The purchase of the laptop in question happened before my universal advise to people who just want to browse the web and read email became to get a Mac. I am tired of cleaning out computers infested up to the gills with the wiliest stuff. I am desperate enough to try Linux now.

I guess all I really need is Mozilla, Open Office, some CD player, wrap all of that in some kiosk-like windowing environment and I’m done. Or am I?

I’d Like Some Shareware For Lunch

There are 3 pieces of shareware that I’ve been using for a long time and like very much. They are:

Clipmate by Thornsoft Development – a little app that lives in the system tray and keeps the history of everything that is copied and pasted. It also lets you keep organized collections of “copies” and allows you to paste them in rapid succession. It can also do encryption, spell checking and other things as well.

Trillian by Cerulean Studios – everybody’s favorite instant messaging client

Powermarks by Kaylon Technologies – a very, very, very good bookmark manager.

I am also using Snippets by SoftCircuits, but I am looking to replace it with some other hierarchical database. It has been at version 1.51 for many years, there is no development planned and it doesn’t have many of the features that I need.

All of these programs a worth the money that I paid many times over. I wish I bought them earlier.

Right now I am shopping for a hierarchical storage database / outliner (something like Mybase or Treepad, but I can’t decide because there are so many choices).

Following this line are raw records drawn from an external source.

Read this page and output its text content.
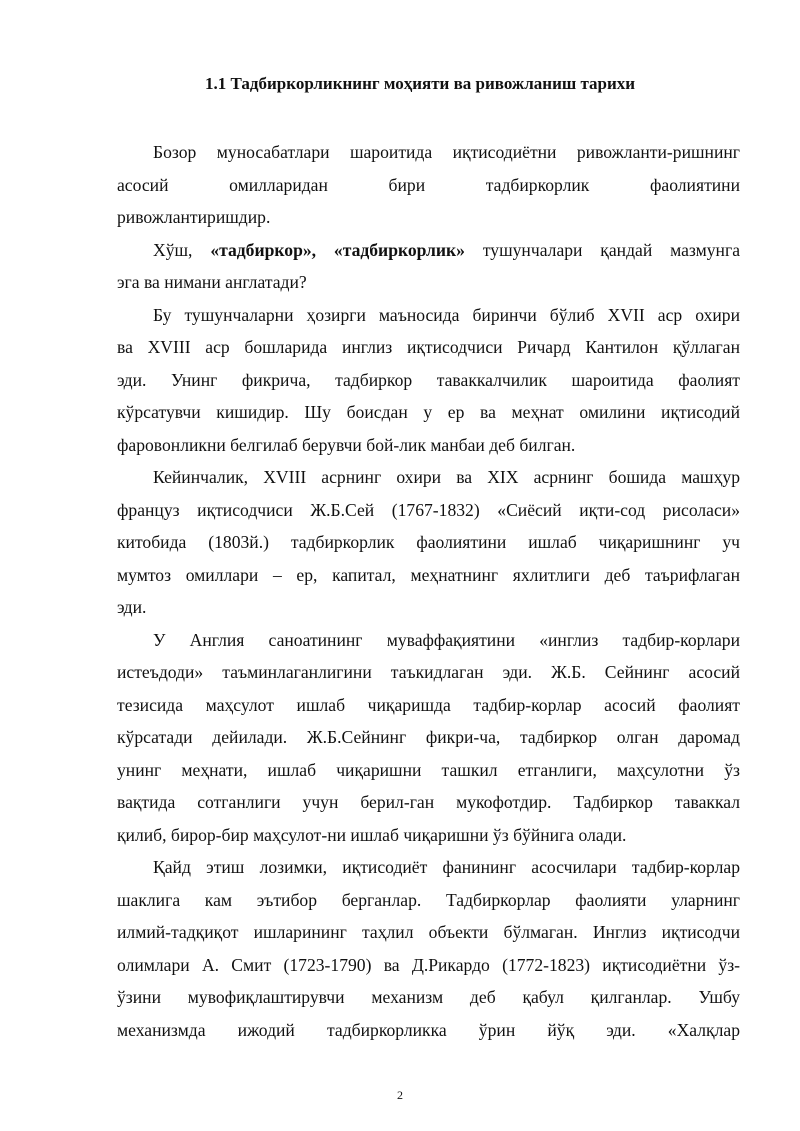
1.1 Тадбиркорликнинг моҳияти ва ривожланиш тарихи
Бозор муносабатлари шароитида иқтисодиётни ривожланти-ришнинг
асосий омилларидан бири тадбиркорлик фаолиятини
ривожлантиришдир.
Хўш, «тадбиркор», «тадбиркорлик» тушунчалари қандай мазмунга
эга ва нимани англатади?
Бу тушунчаларни ҳозирги маъносида биринчи бўлиб XVII аср охири
ва XVIII аср бошларида инглиз иқтисодчиси Ричард Кантилон қўллаган
эди. Унинг фикрича, тадбиркор таваккалчилик шароитида фаолият
кўрсатувчи кишидир. Шу боисдан у ер ва меҳнат омилини иқтисодий
фаровонликни белгилаб берувчи бой-лик манбаи деб билган.
Кейинчалик, XVIII асрнинг охири ва XIX асрнинг бошида машҳур
француз иқтисодчиси Ж.Б.Сей (1767-1832) «Сиёсий иқти-сод рисоласи»
китобида (1803й.) тадбиркорлик фаолиятини ишлаб чиқаришнинг уч
мумтоз омиллари – ер, капитал, меҳнатнинг яхлитлиги деб таърифлаган
эди.
У Англия саноатининг муваффақиятини «инглиз тадбир-корлари
истеъдоди» таъминлаганлигини таъкидлаган эди. Ж.Б. Сейнинг асосий
тезисида маҳсулот ишлаб чиқаришда тадбир-корлар асосий фаолият
кўрсатади дейилади. Ж.Б.Сейнинг фикри-ча, тадбиркор олган даромад
унинг меҳнати, ишлаб чиқаришни ташкил етганлиги, маҳсулотни ўз
вақтида сотганлиги учун берил-ган мукофотдир. Тадбиркор таваккал
қилиб, бирор-бир маҳсулот-ни ишлаб чиқаришни ўз бўйнига олади.
Қайд этиш лозимки, иқтисодиёт фанининг асосчилари тадбир-корлар
шаклига кам эътибор берганлар. Тадбиркорлар фаолияти уларнинг
илмий-тадқиқот ишларининг таҳлил объекти бўлмаган. Инглиз иқтисодчи
олимлари А. Смит (1723-1790) ва Д.Рикардо (1772-1823) иқтисодиётни ўз-
ўзини мувофиқлаштирувчи механизм деб қабул қилганлар. Ушбу
механизмда ижодий тадбиркорликка ўрин йўқ эди. «Халқлар
2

I am also looking for an anti-spam tool (on big requirement is being able to look through my mail client and clean out the stuff that is already there, not only the new stuff that is arriving), a popup and ad killer (something like the now defunct Popup Killer, ) and probably a personal firewall in addition to the one in my router.

The common problems with shareware products are :
a) Priced too high (over $30) like Lyris Mailshield
b) The evaluation version is severely disabled like Axon Idea Processor
c) Given away for too small a fee or altogether for free, causing the development to stop like the Popup Killer which I mentioned already or even more so, like Semagic Livejournal client.

Which shareware programs do you like? Any recommendations?